Rui Gaudêncio

Bolinha vermelha para mães sensíveis

A imprensa escrita devia ter bolinha vermelha. Colocada no canto superior direito da notícia. Bastava recorrer a este símbolo gráfico, universal e sem direitos exclusivos, para alertar que determinada notícia poderia ferir a susceptibilidade de leitores mais sensíveis. É certo que alguns jornais abusariam da tinta vermelha.

Senhores directores! Pelo amor das vossas mães, pela saúde cardíaca de muitas mães, coloquem a bolinha vermelha quando publicarem notícias sobre maus tratos a crianças. Para assinalar que a leitura não é apropriada a mães sensíveis, passo a redundância.

É que há mães, como eu, que são mães há pouco mais de um ano; o que significa que não somos mães-adultas. Não atingimos a maturidade maternal para ler coisas que nos fazem doer os olhos. Um alfinete, ali espetadinho sem pré-aviso, que nos desvia o olhar maternal para outros bebés que estão em apuros. Porque os nossos estão a salvo.

“Se a incomoda, não leia” – diriam com toda a razão. Parei de ler a notícia. No terceiro parágrafo, desliguei o computador e fui deitar-me. Só que quem lê, fica a saber. E quem sabe, não pode esquecer que sabe que há uma menina de dois anos que tinha peladas na cabeça porque o miserável do namorado da mãe lhe arrancava cabelos.

A estes animais tatuava-lhes a tal bolinha vermelha no lado direito da testa. Para serem identificados como adultos perigosos. Não, não podemos proteger todas as crianças do mundo nem abater todos os animais que as mordem.
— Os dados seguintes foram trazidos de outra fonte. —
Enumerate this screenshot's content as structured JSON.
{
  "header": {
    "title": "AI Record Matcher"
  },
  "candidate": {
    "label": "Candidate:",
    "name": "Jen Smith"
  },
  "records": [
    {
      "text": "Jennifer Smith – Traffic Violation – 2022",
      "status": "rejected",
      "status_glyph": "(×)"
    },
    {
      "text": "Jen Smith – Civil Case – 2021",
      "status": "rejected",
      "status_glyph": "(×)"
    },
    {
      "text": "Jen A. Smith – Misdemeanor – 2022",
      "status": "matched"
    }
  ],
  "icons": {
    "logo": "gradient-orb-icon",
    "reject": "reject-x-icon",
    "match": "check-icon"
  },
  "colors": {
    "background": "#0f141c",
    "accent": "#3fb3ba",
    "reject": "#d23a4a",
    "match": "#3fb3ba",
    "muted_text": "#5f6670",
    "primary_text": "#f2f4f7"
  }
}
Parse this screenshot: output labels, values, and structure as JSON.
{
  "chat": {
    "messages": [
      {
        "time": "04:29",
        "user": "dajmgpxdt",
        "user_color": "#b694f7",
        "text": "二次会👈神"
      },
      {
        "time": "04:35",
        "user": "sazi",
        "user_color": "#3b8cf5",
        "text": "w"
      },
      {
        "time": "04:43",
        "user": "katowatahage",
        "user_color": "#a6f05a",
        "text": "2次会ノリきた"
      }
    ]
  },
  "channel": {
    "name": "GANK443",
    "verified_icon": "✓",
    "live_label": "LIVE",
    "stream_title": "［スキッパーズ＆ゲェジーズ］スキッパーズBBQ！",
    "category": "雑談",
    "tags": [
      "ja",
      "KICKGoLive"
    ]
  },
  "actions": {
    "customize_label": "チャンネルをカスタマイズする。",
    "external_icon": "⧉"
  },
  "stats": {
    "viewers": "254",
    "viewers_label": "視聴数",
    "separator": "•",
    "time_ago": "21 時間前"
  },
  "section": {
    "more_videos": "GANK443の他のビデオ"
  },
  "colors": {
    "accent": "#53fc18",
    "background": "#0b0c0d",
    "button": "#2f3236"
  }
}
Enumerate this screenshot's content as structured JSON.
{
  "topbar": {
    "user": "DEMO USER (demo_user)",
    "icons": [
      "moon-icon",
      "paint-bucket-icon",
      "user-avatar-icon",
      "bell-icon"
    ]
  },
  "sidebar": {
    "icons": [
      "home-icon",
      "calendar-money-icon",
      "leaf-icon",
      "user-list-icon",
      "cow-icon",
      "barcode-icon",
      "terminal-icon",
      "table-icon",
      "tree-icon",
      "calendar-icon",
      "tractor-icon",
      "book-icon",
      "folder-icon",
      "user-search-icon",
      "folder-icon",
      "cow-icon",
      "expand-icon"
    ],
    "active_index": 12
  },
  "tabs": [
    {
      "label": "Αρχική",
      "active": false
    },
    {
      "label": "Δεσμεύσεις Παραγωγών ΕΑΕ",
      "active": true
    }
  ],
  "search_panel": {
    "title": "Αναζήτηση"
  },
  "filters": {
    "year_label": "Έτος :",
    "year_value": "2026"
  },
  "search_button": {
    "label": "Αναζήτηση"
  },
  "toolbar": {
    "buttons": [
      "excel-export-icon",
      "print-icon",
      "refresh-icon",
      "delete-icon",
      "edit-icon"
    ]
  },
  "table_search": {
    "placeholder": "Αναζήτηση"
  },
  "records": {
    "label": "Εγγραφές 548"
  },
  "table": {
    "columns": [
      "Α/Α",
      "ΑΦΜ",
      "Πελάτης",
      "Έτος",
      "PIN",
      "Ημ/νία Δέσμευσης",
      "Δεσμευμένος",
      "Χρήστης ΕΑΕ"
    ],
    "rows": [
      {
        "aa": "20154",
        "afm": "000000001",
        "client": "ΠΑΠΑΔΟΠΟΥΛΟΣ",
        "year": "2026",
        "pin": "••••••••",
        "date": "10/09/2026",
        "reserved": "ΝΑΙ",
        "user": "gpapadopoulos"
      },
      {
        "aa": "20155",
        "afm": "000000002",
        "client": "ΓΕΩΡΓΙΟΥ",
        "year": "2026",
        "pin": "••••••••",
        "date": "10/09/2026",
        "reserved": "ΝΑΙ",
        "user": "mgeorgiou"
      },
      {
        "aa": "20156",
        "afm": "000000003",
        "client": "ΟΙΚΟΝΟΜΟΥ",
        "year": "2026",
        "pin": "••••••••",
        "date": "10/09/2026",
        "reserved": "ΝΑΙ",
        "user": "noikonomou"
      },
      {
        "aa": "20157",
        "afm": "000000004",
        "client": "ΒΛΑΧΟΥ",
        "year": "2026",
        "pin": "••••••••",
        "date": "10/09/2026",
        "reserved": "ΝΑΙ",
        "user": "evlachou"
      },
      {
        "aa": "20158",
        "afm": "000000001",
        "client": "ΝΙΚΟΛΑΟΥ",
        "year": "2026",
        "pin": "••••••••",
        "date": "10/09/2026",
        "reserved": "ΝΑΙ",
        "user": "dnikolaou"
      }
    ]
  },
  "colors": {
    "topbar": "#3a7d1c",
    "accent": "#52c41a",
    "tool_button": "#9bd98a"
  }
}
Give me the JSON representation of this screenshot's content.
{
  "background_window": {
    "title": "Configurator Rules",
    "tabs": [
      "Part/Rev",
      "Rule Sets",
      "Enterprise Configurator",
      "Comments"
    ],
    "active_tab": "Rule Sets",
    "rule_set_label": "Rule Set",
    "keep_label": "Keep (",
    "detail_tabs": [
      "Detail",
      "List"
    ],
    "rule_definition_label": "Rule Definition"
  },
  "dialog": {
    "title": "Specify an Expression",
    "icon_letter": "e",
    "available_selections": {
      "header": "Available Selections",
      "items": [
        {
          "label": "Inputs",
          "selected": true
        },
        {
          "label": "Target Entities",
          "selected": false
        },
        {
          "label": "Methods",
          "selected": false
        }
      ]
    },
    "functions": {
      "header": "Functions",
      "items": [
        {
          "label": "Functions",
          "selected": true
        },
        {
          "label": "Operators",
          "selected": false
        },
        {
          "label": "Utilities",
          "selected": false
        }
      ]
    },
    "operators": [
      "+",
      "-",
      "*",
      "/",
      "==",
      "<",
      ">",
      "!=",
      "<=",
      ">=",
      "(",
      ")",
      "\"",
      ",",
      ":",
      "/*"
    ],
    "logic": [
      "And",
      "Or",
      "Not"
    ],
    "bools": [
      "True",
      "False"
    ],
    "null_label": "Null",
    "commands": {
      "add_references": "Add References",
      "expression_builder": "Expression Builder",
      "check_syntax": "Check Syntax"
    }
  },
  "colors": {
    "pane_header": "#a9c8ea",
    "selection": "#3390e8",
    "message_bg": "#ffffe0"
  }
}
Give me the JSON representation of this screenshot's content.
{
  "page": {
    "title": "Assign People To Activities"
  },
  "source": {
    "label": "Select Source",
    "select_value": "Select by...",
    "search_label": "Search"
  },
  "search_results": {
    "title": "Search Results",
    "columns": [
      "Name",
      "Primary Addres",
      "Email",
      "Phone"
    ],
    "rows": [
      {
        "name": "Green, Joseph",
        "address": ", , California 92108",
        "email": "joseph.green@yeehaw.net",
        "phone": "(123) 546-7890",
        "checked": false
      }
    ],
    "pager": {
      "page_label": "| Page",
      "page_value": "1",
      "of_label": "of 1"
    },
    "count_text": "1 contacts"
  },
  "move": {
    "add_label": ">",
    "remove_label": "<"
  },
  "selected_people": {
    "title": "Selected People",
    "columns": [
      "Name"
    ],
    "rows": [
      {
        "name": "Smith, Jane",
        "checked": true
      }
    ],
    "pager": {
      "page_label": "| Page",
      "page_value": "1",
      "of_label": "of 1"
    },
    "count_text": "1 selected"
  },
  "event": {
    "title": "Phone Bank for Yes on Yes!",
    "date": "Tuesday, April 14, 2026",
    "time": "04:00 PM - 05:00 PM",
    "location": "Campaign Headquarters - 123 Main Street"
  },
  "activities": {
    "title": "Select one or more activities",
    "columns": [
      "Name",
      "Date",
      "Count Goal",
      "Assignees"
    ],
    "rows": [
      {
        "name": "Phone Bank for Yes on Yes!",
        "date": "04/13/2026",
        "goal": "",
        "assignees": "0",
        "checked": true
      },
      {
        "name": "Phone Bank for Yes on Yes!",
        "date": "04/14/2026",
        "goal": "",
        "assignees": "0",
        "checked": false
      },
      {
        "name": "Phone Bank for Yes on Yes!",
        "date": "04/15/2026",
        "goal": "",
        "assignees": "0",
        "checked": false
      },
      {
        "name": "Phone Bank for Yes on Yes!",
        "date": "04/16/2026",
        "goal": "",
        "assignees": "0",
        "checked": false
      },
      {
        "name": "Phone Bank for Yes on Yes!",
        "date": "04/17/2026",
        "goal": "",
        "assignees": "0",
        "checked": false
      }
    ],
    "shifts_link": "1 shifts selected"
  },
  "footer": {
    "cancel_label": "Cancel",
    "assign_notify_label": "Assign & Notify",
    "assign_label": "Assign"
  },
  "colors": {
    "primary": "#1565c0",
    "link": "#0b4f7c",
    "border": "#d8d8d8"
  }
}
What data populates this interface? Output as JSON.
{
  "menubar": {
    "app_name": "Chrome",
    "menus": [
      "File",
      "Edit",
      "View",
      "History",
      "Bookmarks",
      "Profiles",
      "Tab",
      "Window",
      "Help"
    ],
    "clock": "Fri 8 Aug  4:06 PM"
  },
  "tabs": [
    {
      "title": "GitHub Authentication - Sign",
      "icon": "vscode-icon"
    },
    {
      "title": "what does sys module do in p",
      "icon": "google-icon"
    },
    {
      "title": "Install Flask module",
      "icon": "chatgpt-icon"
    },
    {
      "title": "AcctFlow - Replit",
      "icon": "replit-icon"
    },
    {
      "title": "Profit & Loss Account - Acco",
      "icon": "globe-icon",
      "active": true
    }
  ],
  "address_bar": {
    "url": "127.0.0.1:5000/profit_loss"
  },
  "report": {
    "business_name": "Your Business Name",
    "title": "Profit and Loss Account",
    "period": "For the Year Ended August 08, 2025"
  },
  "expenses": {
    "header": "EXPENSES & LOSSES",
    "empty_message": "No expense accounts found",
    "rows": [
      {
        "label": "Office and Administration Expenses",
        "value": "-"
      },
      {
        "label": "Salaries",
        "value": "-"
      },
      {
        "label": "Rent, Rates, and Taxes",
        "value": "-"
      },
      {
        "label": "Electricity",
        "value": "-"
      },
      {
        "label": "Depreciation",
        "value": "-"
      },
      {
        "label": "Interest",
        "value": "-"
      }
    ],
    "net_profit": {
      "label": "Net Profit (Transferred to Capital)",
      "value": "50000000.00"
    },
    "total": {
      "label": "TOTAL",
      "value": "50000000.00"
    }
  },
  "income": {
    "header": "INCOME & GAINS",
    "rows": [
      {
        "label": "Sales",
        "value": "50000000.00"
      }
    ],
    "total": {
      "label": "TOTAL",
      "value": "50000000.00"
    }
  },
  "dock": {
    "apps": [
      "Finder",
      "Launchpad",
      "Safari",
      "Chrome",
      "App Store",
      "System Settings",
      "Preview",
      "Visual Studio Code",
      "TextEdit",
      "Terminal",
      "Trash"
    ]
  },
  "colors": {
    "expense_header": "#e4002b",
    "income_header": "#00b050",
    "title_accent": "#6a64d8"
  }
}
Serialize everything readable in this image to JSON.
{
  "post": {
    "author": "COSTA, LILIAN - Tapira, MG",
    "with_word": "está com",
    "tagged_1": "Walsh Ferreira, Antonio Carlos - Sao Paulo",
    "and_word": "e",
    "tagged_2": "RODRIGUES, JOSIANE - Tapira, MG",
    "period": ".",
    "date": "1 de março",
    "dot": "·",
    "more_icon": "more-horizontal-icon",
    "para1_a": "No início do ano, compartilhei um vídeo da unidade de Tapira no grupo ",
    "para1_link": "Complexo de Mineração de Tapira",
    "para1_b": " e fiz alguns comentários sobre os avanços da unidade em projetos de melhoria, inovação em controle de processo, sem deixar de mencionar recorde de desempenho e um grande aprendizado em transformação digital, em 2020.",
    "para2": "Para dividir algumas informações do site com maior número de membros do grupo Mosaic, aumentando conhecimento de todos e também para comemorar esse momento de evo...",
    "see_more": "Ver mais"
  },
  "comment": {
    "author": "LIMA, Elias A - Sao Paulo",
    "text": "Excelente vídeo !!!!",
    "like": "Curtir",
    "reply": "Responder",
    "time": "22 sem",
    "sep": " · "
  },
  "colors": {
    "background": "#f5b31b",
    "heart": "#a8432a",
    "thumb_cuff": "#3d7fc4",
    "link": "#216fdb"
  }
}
Por isso, quando lemos estas notícias malvadas, encolhemo-nos e tratamos de puxar os nossos filhos para debaixo das saias como se, ali, estivessem seguros.

Mas os perigos vivem também em casa. As mães sentem-se perseguidas pela imprevisibilidade de algum acidente acontecer aos seus filhos, mesmo debaixo do seu nariz. Receiam escadas, janelas e portas abertas, móveis pontiagudos, detergentes à mão de semear e pequenos objectos não identificados que possam ser engolidos. À noite têm pesadelos com a mais ínfima casualidade que possa gerar um segundo de negligência que resulte numa eterna auto-punição. Preocupam-se com toda a potencial matéria que possa ser perigosa para os seus filhos. Só não contam com a matéria humana que definha num namorado, tio ou vizinha.

Acontece que ser mãe é, inevitavelmente, mais do que ser “a mãe do seu filho”.

Quando as mulheres dão à luz, passam a ter uma criança sua e ganham a certeza absoluta do que é ser criança. Confirmam, diariamente, que a inocência existe mesmo. É por isso que perante crianças expostas nos jornais pela aniquilação dos seus direitos a serem bem tratadas, qualquer mãe – tenho a certeza – sente um bocadinho vontade de ter sido mãe dessa criança. E pode sonhar, por instantes, que essa criança afinal era sua e feliz. A existirem outras dimensões de realidades paralelas, este sonho seria maravilhosamente real.